For thou art an holy people unto the Lord thy God; the Lord thy God hath chosen thee to be a special people unto himself, above all people that are upon the face of the earth. The Lord did not set his love upon you, nor choose you, because ye were more in number than any people; for ye were the fewest of all people: But because the Lord loved you, and because he would keep the oath which he had sworn unto your fathers, hath the Lord brought you out with a mighty hand, and redeemed you out of the house of bondmen, from the hand of Pharaoh king of Egypt. (Deuteronomy 7:6-8)

It is true that Israel was wicked, but their wickedness had not increased to the degree of guilt that Canaan had accrued. Even Jesus appealed to this principle in dealing with a comparison of cities in His day as judged over against Sodom and Gomorrah. “Verily I say unto you, It shall be more tolerable for the land of Sodom and Gomorrah in the day of judgment, than for that city” (Matthew 10:15). There had been a patient waiting from Abraham’s time for the sin of the Amorites to reach its full measure. “But in the fifth generation they shall come hither again: for the iniquity of the Amorites is not yet full” (Genesis 15:16).

This is not to say that Israel was permitted or even ordered to treat all other nations the same way, for Deuteronomy 20:10-15 orders them to offer conditions of peace rather than extermination to all others.

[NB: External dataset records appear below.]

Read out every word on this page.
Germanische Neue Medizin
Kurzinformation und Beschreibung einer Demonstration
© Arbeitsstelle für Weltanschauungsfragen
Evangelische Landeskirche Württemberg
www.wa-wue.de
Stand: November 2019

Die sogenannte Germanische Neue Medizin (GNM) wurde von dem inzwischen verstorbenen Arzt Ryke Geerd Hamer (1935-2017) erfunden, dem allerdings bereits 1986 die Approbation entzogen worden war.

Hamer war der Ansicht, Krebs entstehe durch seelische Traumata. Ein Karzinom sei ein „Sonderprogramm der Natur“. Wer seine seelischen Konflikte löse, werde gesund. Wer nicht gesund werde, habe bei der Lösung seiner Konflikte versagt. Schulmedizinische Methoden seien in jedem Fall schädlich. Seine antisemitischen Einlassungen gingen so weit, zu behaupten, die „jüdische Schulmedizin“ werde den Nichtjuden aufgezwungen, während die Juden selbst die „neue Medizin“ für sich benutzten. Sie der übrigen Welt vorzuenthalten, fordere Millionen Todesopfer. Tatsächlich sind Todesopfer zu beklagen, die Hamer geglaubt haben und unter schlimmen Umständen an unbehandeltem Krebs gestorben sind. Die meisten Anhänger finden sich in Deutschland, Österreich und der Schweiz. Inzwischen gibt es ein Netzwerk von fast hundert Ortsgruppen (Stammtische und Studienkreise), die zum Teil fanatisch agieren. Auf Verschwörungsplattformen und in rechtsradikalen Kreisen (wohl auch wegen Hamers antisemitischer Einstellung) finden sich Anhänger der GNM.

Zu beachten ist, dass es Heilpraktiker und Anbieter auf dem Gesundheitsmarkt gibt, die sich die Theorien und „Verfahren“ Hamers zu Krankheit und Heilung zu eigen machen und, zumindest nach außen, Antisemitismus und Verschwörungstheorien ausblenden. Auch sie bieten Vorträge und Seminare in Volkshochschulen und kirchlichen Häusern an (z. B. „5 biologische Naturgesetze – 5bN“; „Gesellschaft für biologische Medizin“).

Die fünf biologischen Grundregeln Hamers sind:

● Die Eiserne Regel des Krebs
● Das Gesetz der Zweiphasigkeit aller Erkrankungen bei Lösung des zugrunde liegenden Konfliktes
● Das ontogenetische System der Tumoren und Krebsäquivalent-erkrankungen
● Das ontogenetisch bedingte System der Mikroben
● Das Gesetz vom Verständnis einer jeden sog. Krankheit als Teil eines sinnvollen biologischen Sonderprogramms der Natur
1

When thou comest nigh unto a city to fight against it, then proclaim peace unto it. And it shall be, if it make thee answer of peace, and open unto thee, then it shall be, that all the people that is found therein shall be tributaries unto thee, and they shall serve thee. And if it will make no peace with thee, but will make war against thee, then thou shalt besiege it: And when the LORD thy God hath delivered it into thine hands, thou shalt smite every male thereof with the edge of the sword. But the women, and the little ones and the cattle, and all that is in the city, even all the spoil thereof, shalt thou take unto thyself; and thou shalt eat the spoil of thine enemies, which the LORD thy God hath given thee. Thus shalt thou do unto all the cities which are very far off from thee, which are not of the cities of these nations.

However, the verses that follow, namely verses 16-18, disallowed the same offer to be given to Canaan.

But of the cities of these people, which the LORD thy God doth give thee for an inheritance, thou shalt save alive nothing that breathest: But thou shalt utterly destroy them; namely, the Hittites, and the Amorites, the Canaanites, and the Perizzites, the Hivites, and the Jebusites; as the LORD thy God hath commanded thee: That they teach you not to do after all their abominations, which they have done unto their gods; so should ye sin against the LORD your God.

In fact, the Hebrew wars with other nations (except Canaan) were designed to be only in self-defense.

Why, then, were the Canaanites singled out for such severe treatment?

  1. They were cut off to prevent Israel and the rest of the world from being corrupted (Deuteronomy 20:16-18).
  2. When people start to burn their children in honor of their gods (Leviticus 18:21),
  3. Practice sodomy, bestiality and all forms of wickedness (Leviticus 18:23-24; 20:3),
  4. The land itself begins to “vomit” them out as the body heaves under the load of internal poisons (Leviticus 18:25, 27-30).

Thus, objection to the fate of these nations is really an objection to the highest manifestation of the goodness of God. Greene likens this action on God’s part, not to doing evil that good may come, but doing good in spite of certain evil consequences, just as a surgeon does not refrain from amputating a gangrenous limb even though in so doing he cannot help cutting off healthy flesh.